Feature Engineering Lesson 2 – What are Features? | Dataplexa
Beginner Level · Lesson 2

What Are Features?

Everyone uses the word "feature" — but very few beginners get a definition precise enough to actually work with. Let's fix that, because everything in this course builds on it.

A feature is any measurable property of the thing you're predicting. One row = one observation. The features describe it. The target is what you're trying to predict about it. Not every column is a feature — some are identifiers, some are targets, some are leakage risks. Deciding what belongs in the model, and in what form, is the job.

Features vs Targets vs Non-Features

Every column in a dataset plays exactly one of four roles. Getting this classification right before you write a single line of model code prevents the most common and most expensive beginner mistakes.

Feature — model input

sqft, house_age, has_garage, neighbourhood_encoded — measurable properties that help the model learn the relationship with the target.

🎯

Target — model output

sale_price, approved — what the model is trying to predict. Never used as input. Using it as input is data leakage.

🚫

Identifier — exclude before training

house_id, listing_url — unique row labels carry zero predictive signal and cause models to memorise training data rather than learning general patterns.

⚠️

Leaky feature — dangerous to include

days_on_market — you don't know this at the moment you'd use the model to predict price. Looks amazing in test metrics. Fails completely in production.

The Four Feature Types

Every feature in every dataset falls into one of four types. The type determines exactly what you do with it before it can enter a model.

🔢 Numerical

Continuous numbers a model can do maths on directly — sqft, sale_price, house_age, credit_score.

Action: Check for skew, outliers, and scale differences. Usually model-ready after that.

🏷️ Categorical

Text labels the model cannot compute on — neighbourhood, employment_type, property_type.

Action: Encode into numbers before use — one-hot, ordinal, or target encoding depending on the situation.

📅 Datetime

Timestamps hiding multiple features inside — sale_date, application_date, last_login.

Action: Parse the string, then extract year, month, day-of-week, quarter, season — each becomes its own feature.

📝 Text

Free-form written content — property_description, review_text, support_ticket.

Action: Tokenise, clean, and vectorise — the most complex type, covered in depth in Lesson 7.

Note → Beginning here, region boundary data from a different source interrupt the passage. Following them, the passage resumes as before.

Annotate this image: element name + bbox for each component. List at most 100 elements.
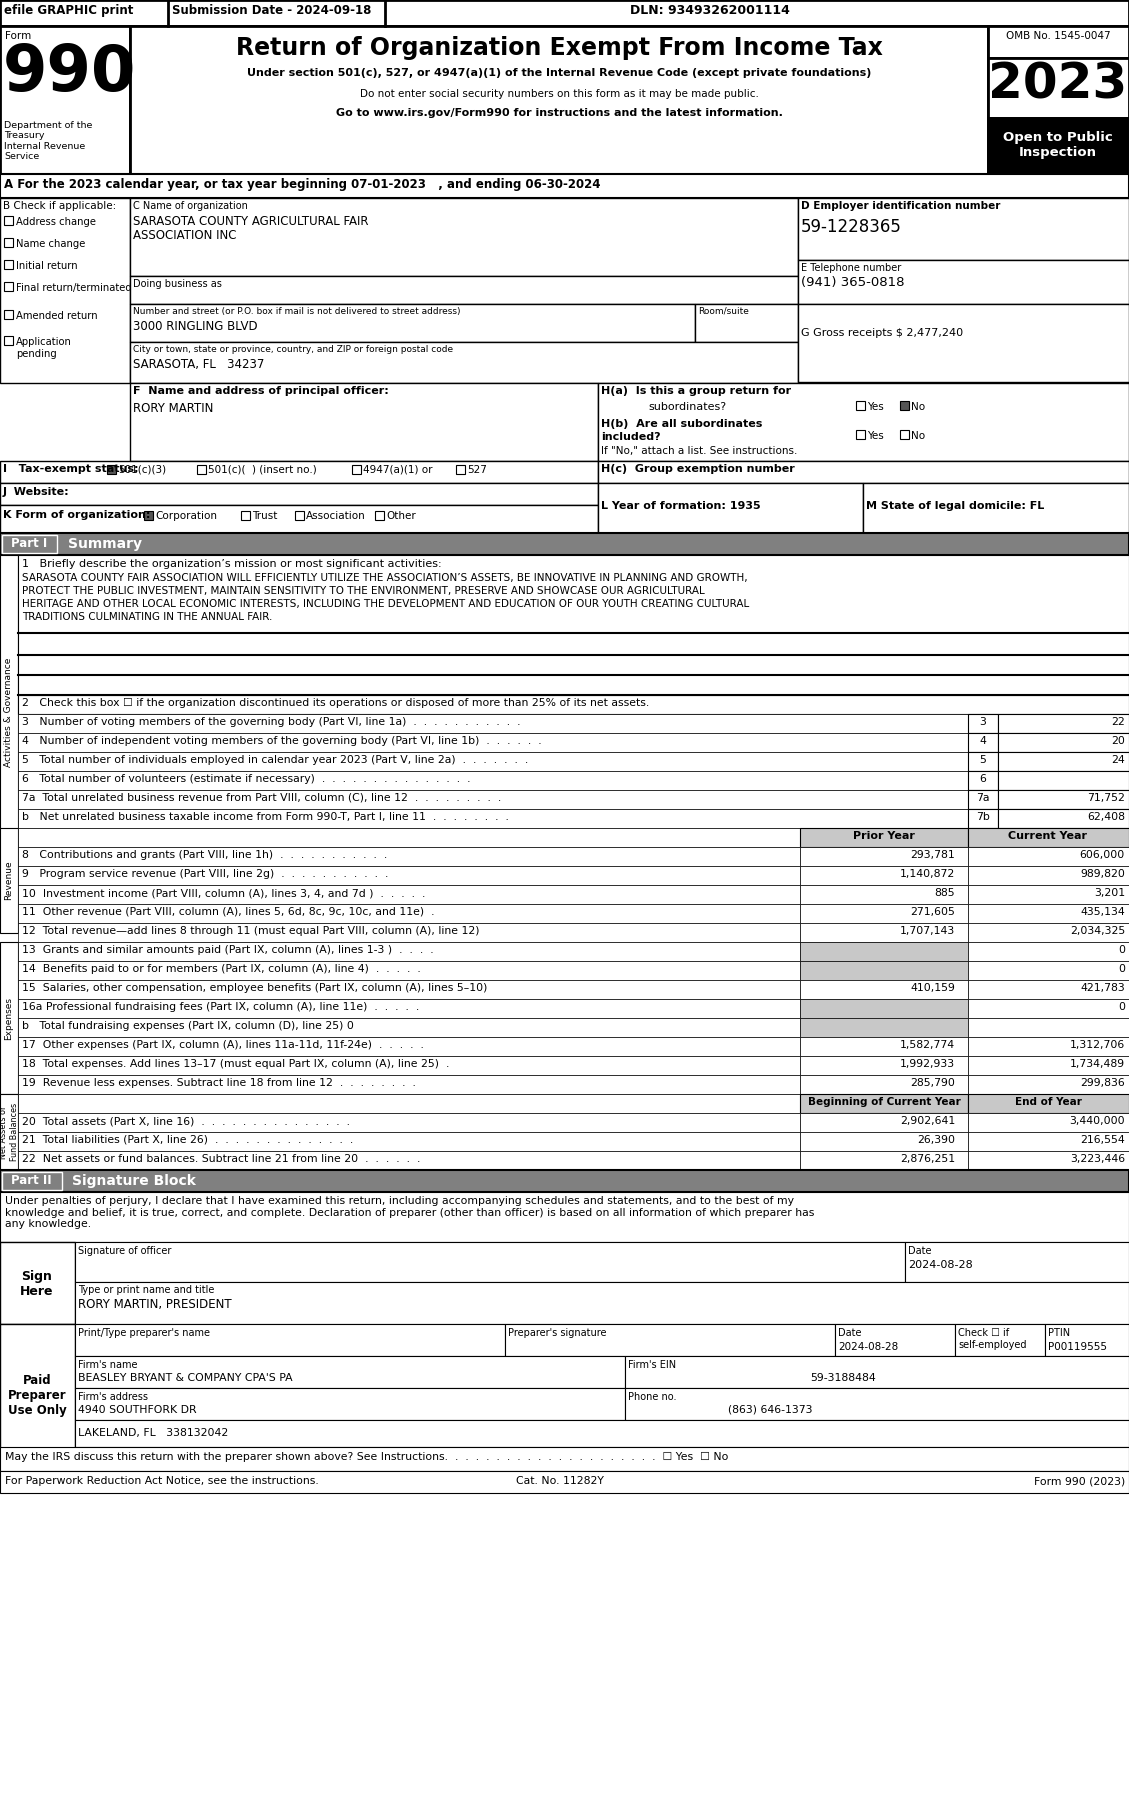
Text: 6   Total number of volunteers (estimate if necessary)  .  .  .  .  .  .  .  .  : 6 Total number of volunteers (estimate i…: [21, 775, 471, 784]
Text: ASSOCIATION INC: ASSOCIATION INC: [133, 229, 236, 242]
Text: 6: 6: [980, 775, 987, 784]
Bar: [5, 282, 14, 291]
Bar: [598, 384, 1129, 460]
Text: 5   Total number of individuals employed in calendar year 2023 (Part V, line 2a): 5 Total number of individuals employed i…: [21, 755, 528, 766]
Bar: [968, 828, 1129, 848]
Bar: [18, 828, 800, 848]
Text: Final return/terminated: Final return/terminated: [16, 284, 132, 293]
Text: 2024-08-28: 2024-08-28: [838, 1342, 899, 1352]
Text: Yes: Yes: [867, 402, 884, 411]
Text: A For the 2023 calendar year, or tax year beginning 07-01-2023   , and ending 06: A For the 2023 calendar year, or tax yea…: [5, 178, 601, 191]
Bar: [968, 1057, 1129, 1075]
Text: 3,440,000: 3,440,000: [1069, 1117, 1124, 1126]
Bar: [18, 1037, 800, 1057]
Text: 7a  Total unrelated business revenue from Part VIII, column (C), line 12  .  .  : 7a Total unrelated business revenue from…: [21, 793, 501, 802]
Bar: [18, 555, 1129, 695]
Text: Yes: Yes: [867, 431, 884, 440]
Text: Paid
Preparer
Use Only: Paid Preparer Use Only: [8, 1373, 67, 1417]
Text: Form: Form: [5, 31, 32, 42]
Bar: [900, 429, 909, 438]
Bar: [800, 904, 968, 922]
Bar: [968, 1131, 1129, 1151]
Bar: [2, 535, 56, 553]
Text: Go to www.irs.gov/Form990 for instructions and the latest information.: Go to www.irs.gov/Form990 for instructio…: [335, 107, 782, 118]
Bar: [0, 506, 598, 533]
Text: 4: 4: [980, 737, 987, 746]
Bar: [5, 337, 14, 346]
Text: K Form of organization:: K Form of organization:: [3, 509, 150, 520]
Bar: [0, 0, 1129, 25]
Text: 606,000: 606,000: [1079, 849, 1124, 860]
Text: Under penalties of perjury, I declare that I have examined this return, includin: Under penalties of perjury, I declare th…: [5, 1197, 814, 1230]
Bar: [18, 999, 800, 1019]
Bar: [75, 1242, 905, 1282]
Bar: [598, 484, 863, 538]
Bar: [800, 1057, 968, 1075]
Bar: [0, 555, 18, 869]
Text: B Check if applicable:: B Check if applicable:: [3, 202, 116, 211]
Bar: [800, 1151, 968, 1170]
Bar: [968, 904, 1129, 922]
Text: (941) 365-0818: (941) 365-0818: [800, 276, 904, 289]
Bar: [968, 866, 1129, 886]
Bar: [0, 533, 1129, 555]
Text: 2   Check this box ☐ if the organization discontinued its operations or disposed: 2 Check this box ☐ if the organization d…: [21, 698, 649, 708]
Bar: [800, 980, 968, 999]
Text: 11  Other revenue (Part VIII, column (A), lines 5, 6d, 8c, 9c, 10c, and 11e)  .: 11 Other revenue (Part VIII, column (A),…: [21, 908, 435, 917]
Text: OMB No. 1545-0047: OMB No. 1545-0047: [1006, 31, 1110, 42]
Text: 1,582,774: 1,582,774: [900, 1040, 955, 1050]
Bar: [0, 1446, 1129, 1472]
Text: Firm's EIN: Firm's EIN: [628, 1361, 676, 1370]
Text: 3   Number of voting members of the governing body (Part VI, line 1a)  .  .  .  : 3 Number of voting members of the govern…: [21, 717, 520, 728]
Text: (863) 646-1373: (863) 646-1373: [728, 1404, 813, 1415]
Text: P00119555: P00119555: [1048, 1342, 1108, 1352]
Text: 885: 885: [935, 888, 955, 899]
Bar: [130, 304, 695, 342]
Bar: [18, 751, 968, 771]
Text: Date: Date: [908, 1246, 931, 1255]
Text: 4   Number of independent voting members of the governing body (Part VI, line 1b: 4 Number of independent voting members o…: [21, 737, 542, 746]
Bar: [968, 751, 998, 771]
Text: 1,312,706: 1,312,706: [1070, 1040, 1124, 1050]
Text: End of Year: End of Year: [1015, 1097, 1082, 1108]
Bar: [900, 400, 909, 409]
Bar: [863, 484, 1129, 538]
Bar: [968, 999, 1129, 1019]
Bar: [856, 429, 865, 438]
Text: 12  Total revenue—add lines 8 through 11 (must equal Part VIII, column (A), line: 12 Total revenue—add lines 8 through 11 …: [21, 926, 480, 937]
Bar: [968, 789, 998, 809]
Text: 1   Briefly describe the organization’s mission or most significant activities:: 1 Briefly describe the organization’s mi…: [21, 558, 441, 569]
Bar: [505, 1324, 835, 1355]
Text: Association: Association: [306, 511, 366, 520]
Bar: [0, 460, 598, 484]
Text: 26,390: 26,390: [917, 1135, 955, 1144]
Text: 59-1228365: 59-1228365: [800, 218, 902, 236]
Text: 71,752: 71,752: [1087, 793, 1124, 802]
Text: Other: Other: [386, 511, 415, 520]
Text: J  Website:: J Website:: [3, 487, 70, 497]
Bar: [968, 980, 1129, 999]
Text: 990: 990: [3, 42, 137, 104]
Bar: [18, 1019, 800, 1037]
Bar: [18, 848, 800, 866]
Text: Initial return: Initial return: [16, 260, 78, 271]
Bar: [968, 1113, 1129, 1131]
Text: 0: 0: [1118, 964, 1124, 973]
Text: HERITAGE AND OTHER LOCAL ECONOMIC INTERESTS, INCLUDING THE DEVELOPMENT AND EDUCA: HERITAGE AND OTHER LOCAL ECONOMIC INTERE…: [21, 598, 750, 609]
Text: Firm's name: Firm's name: [78, 1361, 138, 1370]
Text: Sign
Here: Sign Here: [20, 1270, 54, 1299]
Text: Summary: Summary: [68, 537, 142, 551]
Text: Expenses: Expenses: [5, 997, 14, 1039]
Bar: [352, 466, 361, 475]
Text: H(c)  Group exemption number: H(c) Group exemption number: [601, 464, 795, 475]
Text: C Name of organization: C Name of organization: [133, 202, 248, 211]
Bar: [0, 198, 130, 384]
Bar: [18, 789, 968, 809]
Bar: [0, 25, 130, 175]
Text: 527: 527: [467, 466, 487, 475]
Text: For Paperwork Reduction Act Notice, see the instructions.: For Paperwork Reduction Act Notice, see …: [5, 1475, 318, 1486]
Bar: [75, 1421, 1129, 1446]
Bar: [0, 1191, 1129, 1242]
Text: Application
pending: Application pending: [16, 337, 72, 358]
Bar: [905, 1242, 1129, 1282]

Running a Feature Type Audit

The scenario: You're a data scientist at a mortgage lending company. A colleague sends over a loan application dataset and says: "Can you run a quick audit before we start modelling? I need to know which features are ready to use, which ones need transformation, and whether there are any columns we should drop entirely." This is the first thing you do with any new dataset — classify every column before touching a single value.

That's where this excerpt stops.